Your author also thinks that realizing the extent of one’s own capabilities can have an effect on those around you as well. It’s certainly possible that those youngsters in the back, or your significant other in the passenger seat, are more likely to improve their own driving skills (or at least take an interest in the same) should someone else in the family sink time and effort into building their own set of skills behind the wheel. This is not to say we should pass ourselves off as experts to those who don’t know any better, since that approach can be fraught with problems and there’s a decent chance you’ll run out of talent halfway through a lesson. That’s why the Land Rover Experience Centres employ qualified instructors to sit by your side and dole out advice like Mr. Miyagi in the Karate Kid movies.
Land Rover Trēk
But dealership employees who find themselves on a Trēk event will find themselves with those types of transferable skills – plus a yaffle more. The program is designed to put three-person teams in a variety of situations ranging from off-roading to towing to mental puzzle challenges. Learning how to correctly slide an aluminum flat-deck trailer backwards through a series of cones will come in handy the first time you need to set up camp in your new RV with the entire campground watching your every move of the steering wheel. And if some of these new skills are taught to other Land Rover employees after Trēk participants return back to the dealership, so much the better.

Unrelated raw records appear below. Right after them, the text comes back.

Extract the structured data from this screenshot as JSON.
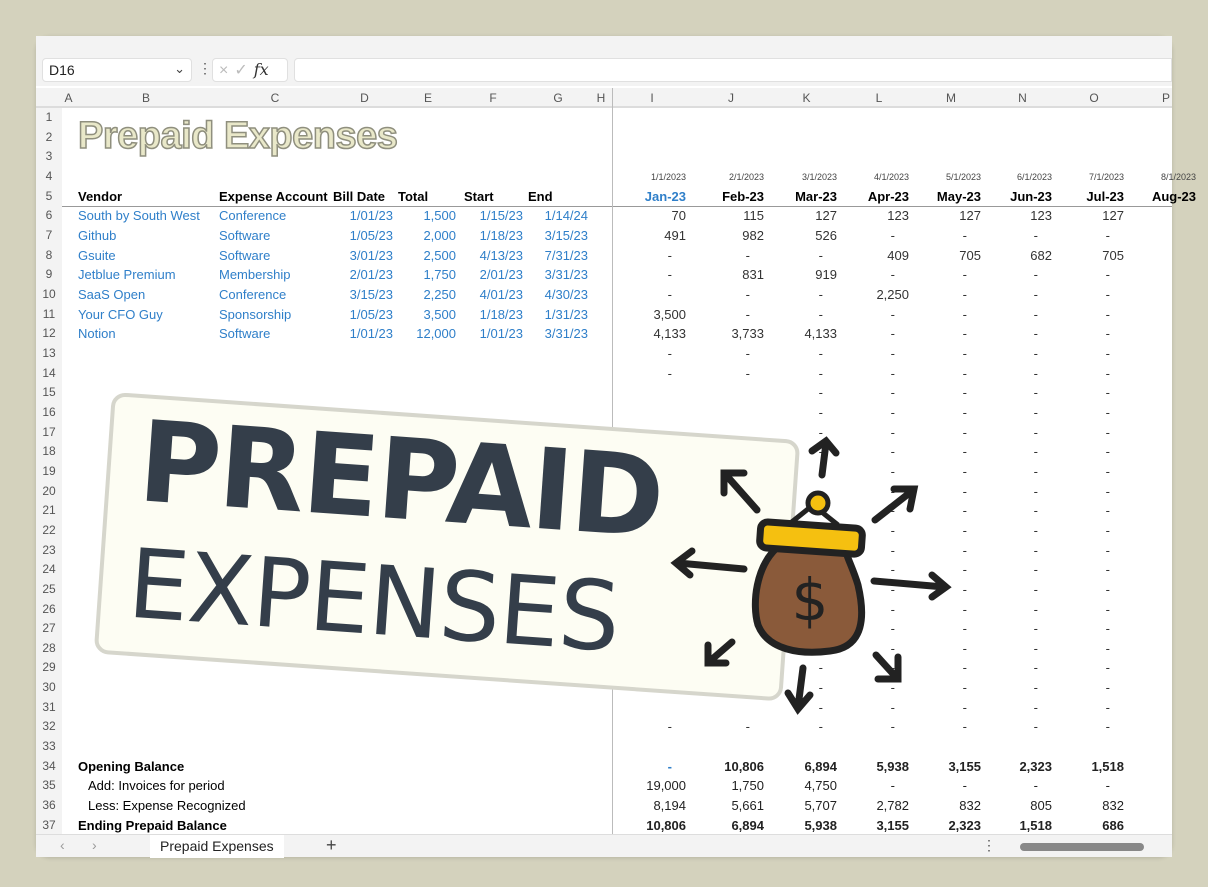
{
  "formula_bar": {
    "name_box": "D16",
    "cancel_icon": "×",
    "enter_icon": "✓",
    "fx_label": "fx",
    "formula": ""
  },
  "columns": [
    "A",
    "B",
    "C",
    "D",
    "E",
    "F",
    "G",
    "H",
    "I",
    "J",
    "K",
    "L",
    "M",
    "N",
    "O",
    "P"
  ],
  "title": "Prepaid Expenses",
  "headers": {
    "vendor": "Vendor",
    "account": "Expense Account",
    "bill_date": "Bill Date",
    "total": "Total",
    "start": "Start",
    "end": "End"
  },
  "month_dates": [
    "1/1/2023",
    "2/1/2023",
    "3/1/2023",
    "4/1/2023",
    "5/1/2023",
    "6/1/2023",
    "7/1/2023",
    "8/1/2023"
  ],
  "month_labels": [
    "Jan-23",
    "Feb-23",
    "Mar-23",
    "Apr-23",
    "May-23",
    "Jun-23",
    "Jul-23",
    "Aug-23"
  ],
  "rows": [
    {
      "vendor": "South by South West",
      "account": "Conference",
      "bill_date": "1/01/23",
      "total": "1,500",
      "start": "1/15/23",
      "end": "1/14/24",
      "months": [
        "70",
        "115",
        "127",
        "123",
        "127",
        "123",
        "127"
      ]
    },
    {
      "vendor": "Github",
      "account": "Software",
      "bill_date": "1/05/23",
      "total": "2,000",
      "start": "1/18/23",
      "end": "3/15/23",
      "months": [
        "491",
        "982",
        "526",
        "-",
        "-",
        "-",
        "-"
      ]
    },
    {
      "vendor": "Gsuite",
      "account": "Software",
      "bill_date": "3/01/23",
      "total": "2,500",
      "start": "4/13/23",
      "end": "7/31/23",
      "months": [
        "-",
        "-",
        "-",
        "409",
        "705",
        "682",
        "705"
      ]
    },
    {
      "vendor": "Jetblue Premium",
      "account": "Membership",
      "bill_date": "2/01/23",
      "total": "1,750",
      "start": "2/01/23",
      "end": "3/31/23",
      "months": [
        "-",
        "831",
        "919",
        "-",
        "-",
        "-",
        "-"
      ]
    },
    {
      "vendor": "SaaS Open",
      "account": "Conference",
      "bill_date": "3/15/23",
      "total": "2,250",
      "start": "4/01/23",
      "end": "4/30/23",
      "months": [
        "-",
        "-",
        "-",
        "2,250",
        "-",
        "-",
        "-"
      ]
    },
    {
      "vendor": "Your CFO Guy",
      "account": "Sponsorship",
      "bill_date": "1/05/23",
      "total": "3,500",
      "start": "1/18/23",
      "end": "1/31/23",
      "months": [
        "3,500",
        "-",
        "-",
        "-",
        "-",
        "-",
        "-"
      ]
    },
    {
      "vendor": "Notion",
      "account": "Software",
      "bill_date": "1/01/23",
      "total": "12,000",
      "start": "1/01/23",
      "end": "3/31/23",
      "months": [
        "4,133",
        "3,733",
        "4,133",
        "-",
        "-",
        "-",
        "-"
      ]
    }
  ],
  "empty_value": "-",
  "summary": [
    {
      "label": "Opening Balance",
      "bold": true,
      "values": [
        "-",
        "10,806",
        "6,894",
        "5,938",
        "3,155",
        "2,323",
        "1,518"
      ]
    },
    {
      "label": "Add: Invoices for period",
      "bold": false,
      "values": [
        "19,000",
        "1,750",
        "4,750",
        "-",
        "-",
        "-",
        "-"
      ]
    },
    {
      "label": "Less: Expense Recognized",
      "bold": false,
      "values": [
        "8,194",
        "5,661",
        "5,707",
        "2,782",
        "832",
        "805",
        "832"
      ]
    },
    {
      "label": "Ending Prepaid Balance",
      "bold": true,
      "values": [
        "10,806",
        "6,894",
        "5,938",
        "3,155",
        "2,323",
        "1,518",
        "686"
      ]
    }
  ],
  "sheet_tabs": {
    "active": "Prepaid Expenses",
    "add": "+",
    "prev": "‹",
    "next": "›"
  },
  "overlay": {
    "line1": "PREPAID",
    "line2": "EXPENSES",
    "icon": "money-bag-icon"
  },
  "colors": {
    "accent_blue": "#2f7fc9",
    "overlay_text": "#343e4a",
    "bag_brown": "#8a5a3a",
    "bag_gold": "#f5c010"
  }
}
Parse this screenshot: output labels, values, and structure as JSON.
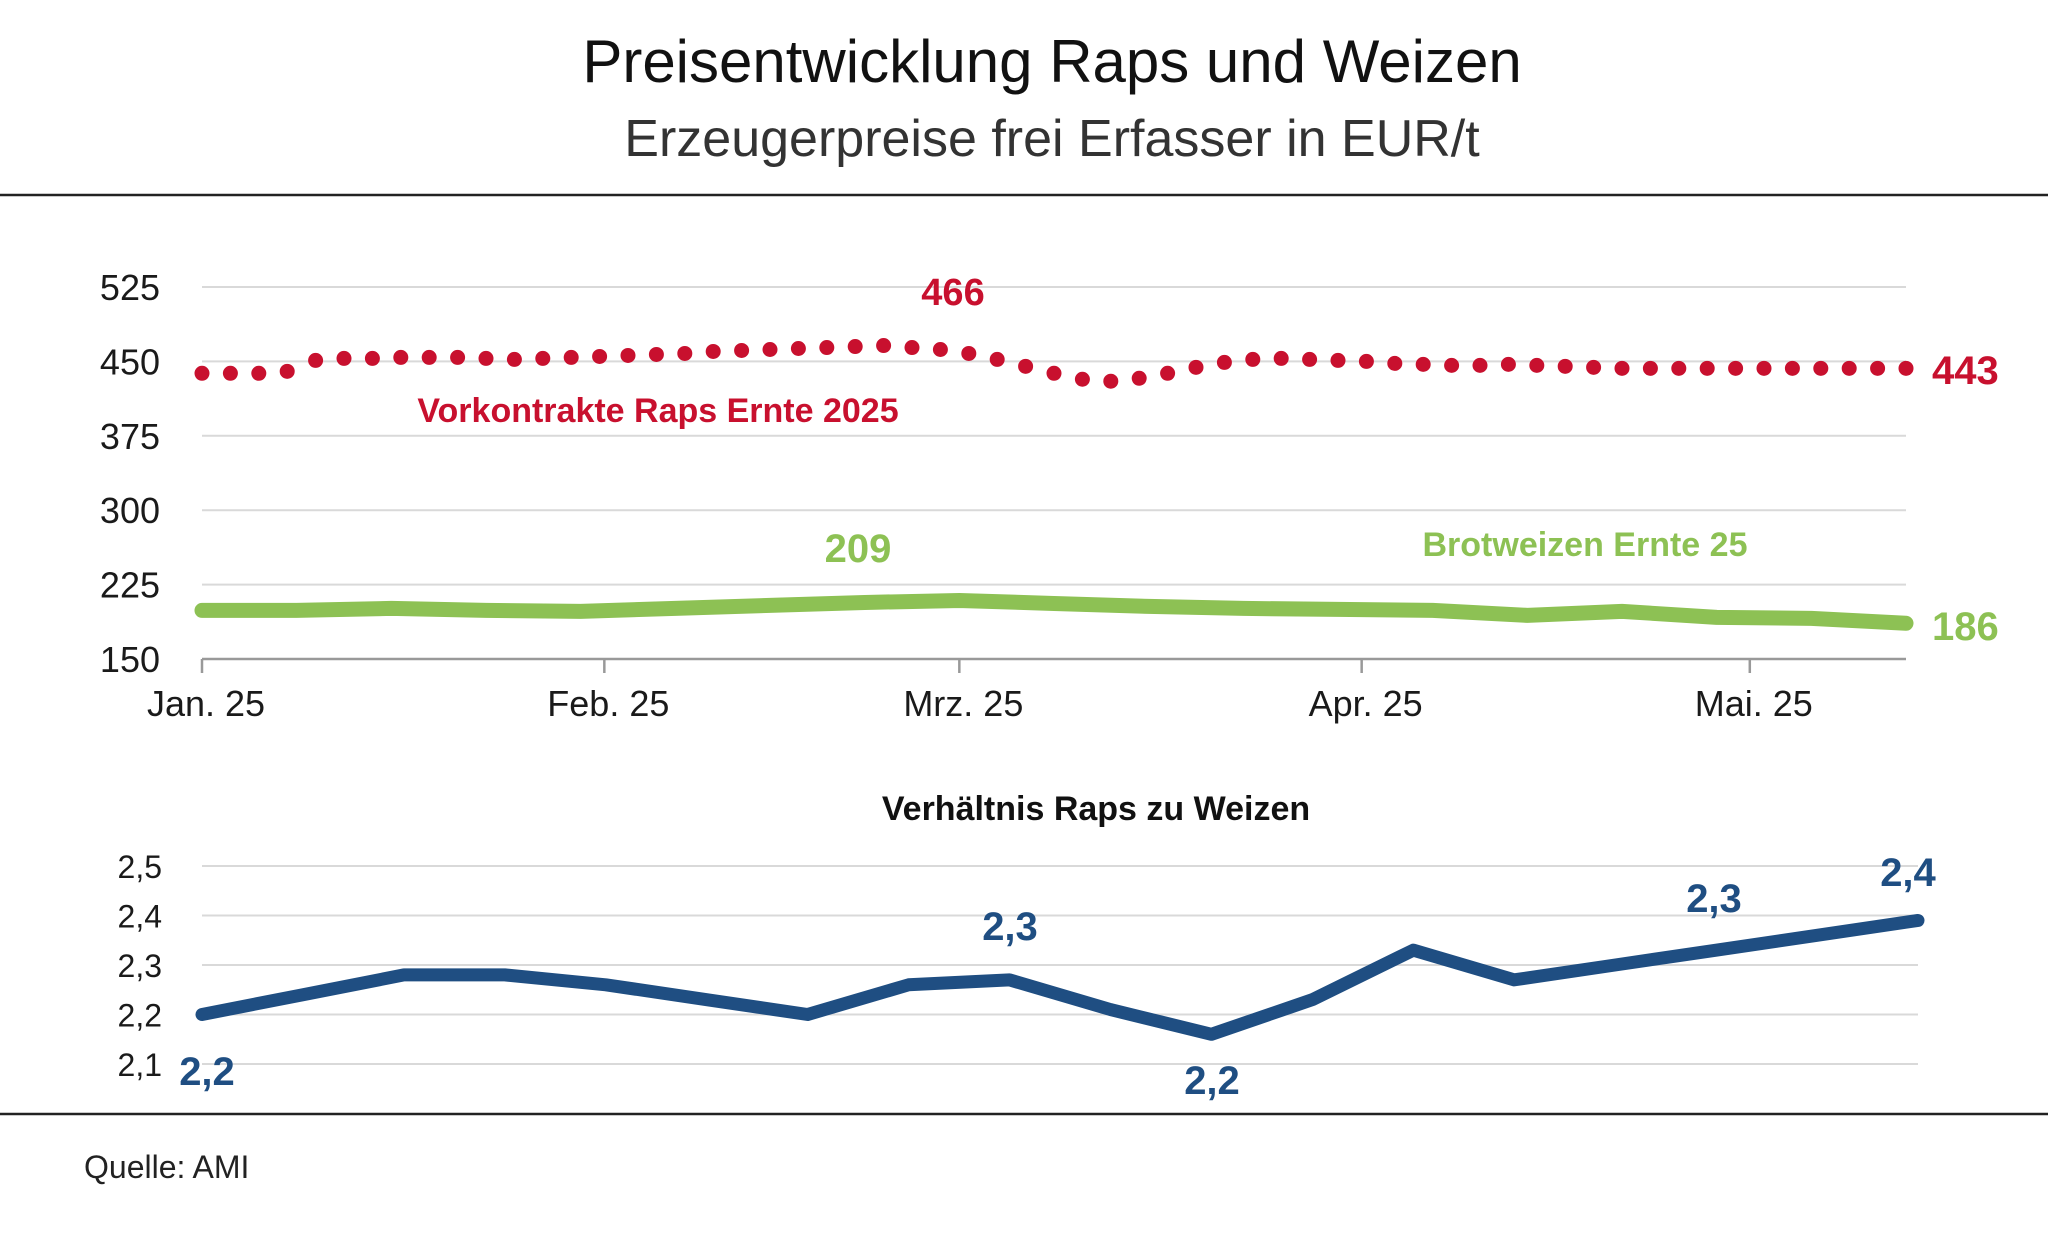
{
  "header": {
    "title": "Preisentwicklung Raps und Weizen",
    "subtitle": "Erzeugerpreise frei Erfasser in EUR/t"
  },
  "source": "Quelle: AMI",
  "colors": {
    "raps": "#c8102e",
    "weizen": "#8dc154",
    "ratio": "#1f4e82",
    "grid": "#d9d9d9",
    "rule": "#222222"
  },
  "chart_data": [
    {
      "type": "line",
      "title": "",
      "ylim": [
        150,
        525
      ],
      "yticks": [
        "525",
        "450",
        "375",
        "300",
        "225",
        "150"
      ],
      "ytick_values": [
        525,
        450,
        375,
        300,
        225,
        150
      ],
      "xticks": [
        "Jan. 25",
        "Feb. 25",
        "Mrz. 25",
        "Apr. 25",
        "Mai. 25"
      ],
      "x_range": [
        0,
        18
      ],
      "xtick_positions": [
        0,
        4.25,
        8,
        12.25,
        16.35
      ],
      "series": [
        {
          "name": "Vorkontrakte Raps Ernte 2025",
          "style": "dotted",
          "x": [
            0,
            0.3,
            0.6,
            0.9,
            1.2,
            1.5,
            1.8,
            2.1,
            2.4,
            2.7,
            3.0,
            3.3,
            3.6,
            3.9,
            4.2,
            4.5,
            4.8,
            5.1,
            5.4,
            5.7,
            6.0,
            6.3,
            6.6,
            6.9,
            7.2,
            7.5,
            7.8,
            8.1,
            8.4,
            8.7,
            9.0,
            9.3,
            9.6,
            9.9,
            10.2,
            10.5,
            10.8,
            11.1,
            11.4,
            11.7,
            12.0,
            12.3,
            12.6,
            12.9,
            13.2,
            13.5,
            13.8,
            14.1,
            14.4,
            14.7,
            15.0,
            15.3,
            15.6,
            15.9,
            16.2,
            16.5,
            16.8,
            17.1,
            17.4,
            17.7,
            18.0
          ],
          "values": [
            438,
            438,
            438,
            440,
            451,
            453,
            453,
            454,
            454,
            454,
            453,
            452,
            453,
            454,
            455,
            456,
            457,
            458,
            460,
            461,
            462,
            463,
            464,
            465,
            466,
            464,
            462,
            458,
            452,
            445,
            438,
            432,
            430,
            433,
            438,
            444,
            449,
            452,
            453,
            452,
            451,
            450,
            448,
            447,
            446,
            446,
            447,
            446,
            445,
            444,
            443,
            443,
            443,
            443,
            443,
            443,
            443,
            443,
            443,
            443,
            443
          ]
        },
        {
          "name": "Brotweizen Ernte 25",
          "style": "solid",
          "x": [
            0,
            1,
            2,
            3,
            4,
            5,
            6,
            7,
            8,
            9,
            10,
            11,
            12,
            13,
            14,
            15,
            16,
            17,
            18
          ],
          "values": [
            199,
            199,
            201,
            199,
            198,
            201,
            204,
            207,
            209,
            206,
            203,
            201,
            200,
            199,
            194,
            198,
            192,
            191,
            186
          ]
        }
      ],
      "annotations": [
        {
          "text": "466",
          "series": "Vorkontrakte Raps Ernte 2025"
        },
        {
          "text": "443",
          "series": "Vorkontrakte Raps Ernte 2025"
        },
        {
          "text": "209",
          "series": "Brotweizen Ernte 25"
        },
        {
          "text": "186",
          "series": "Brotweizen Ernte 25"
        }
      ]
    },
    {
      "type": "line",
      "title": "Verhältnis Raps zu Weizen",
      "ylim": [
        2.1,
        2.5
      ],
      "yticks": [
        "2,5",
        "2,4",
        "2,3",
        "2,2",
        "2,1"
      ],
      "ytick_values": [
        2.5,
        2.4,
        2.3,
        2.2,
        2.1
      ],
      "x_range": [
        0,
        17
      ],
      "series": [
        {
          "name": "Verhältnis Raps zu Weizen",
          "style": "solid",
          "x": [
            0,
            1,
            2,
            3,
            4,
            5,
            6,
            7,
            8,
            9,
            10,
            11,
            12,
            13,
            14,
            15,
            16,
            17
          ],
          "values": [
            2.2,
            2.24,
            2.28,
            2.28,
            2.26,
            2.23,
            2.2,
            2.26,
            2.27,
            2.21,
            2.16,
            2.23,
            2.33,
            2.27,
            2.3,
            2.33,
            2.36,
            2.39
          ]
        }
      ],
      "annotations": [
        {
          "text": "2,2"
        },
        {
          "text": "2,3"
        },
        {
          "text": "2,2"
        },
        {
          "text": "2,3"
        },
        {
          "text": "2,4"
        }
      ]
    }
  ]
}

Heck, even the proper disassembly of a single-person tent is part of the deal. Anyone who comes away from Trēk saying they didn’t learn something is either telling falsehoods or slept through the whole thing.
Not that there’s much chance of the latter, mind you. Between a two-kilometre hike requiring the proper use of a handheld GPS unit to assembling a bridge sturdy enough on which to drive an SUV, Trēk keeps its participants hopping during the 6ish hours competitors out on the trail.
If, at some point in the future, one finds themselves in an off-road pickle requiring extraction with a winch, the person who attended Trēk is likely to know the proper (and safe) way to use the thing. Same goes for properly using the myriad of useful driving modes buried in a Land Rover’s infotainment system.
Learning from Others
Speaking of, if you’re looking for a bridge between the transfer of skills learned by dealer personnel at Trēk and the Land Rover customer base, the whys and wherefores of those driving modes is a prime example. It’s one thing for a sales rep to simply spin a dial and show snazzy animations on the SUV’s infotainment screen; it’s quite something else entirely for that same rep to have experienced the difference between Mud and Rock modes, then transfer that knowledge to their customer – if not in a live demonstration then at least through a re-tale of what they learned at Trēk.
This is surely one of the great payoffs for Land Rover when trying to justify the Trēk and like-minded programs. An enthusiastic and knowledgeable customer base is far more apt to sing the praises of a brand than owners who simply see their vehicles as little more than a transportation appliance.
By engaging their dealer and customer base at this level, Land Rover stands a better chance than other automakers at converting people into ambassadors rather than simple owners. Traditional marketing will not accomplish that feat nearly as effectively.
Do events like the Land Rover Experience and Trēk help participants develop a set of transferable skills they can use elsewhere? Absolutely. But more critical for the brand, those folks are like also likely to transfer (or at least speak of) their newfound skills to other people as well.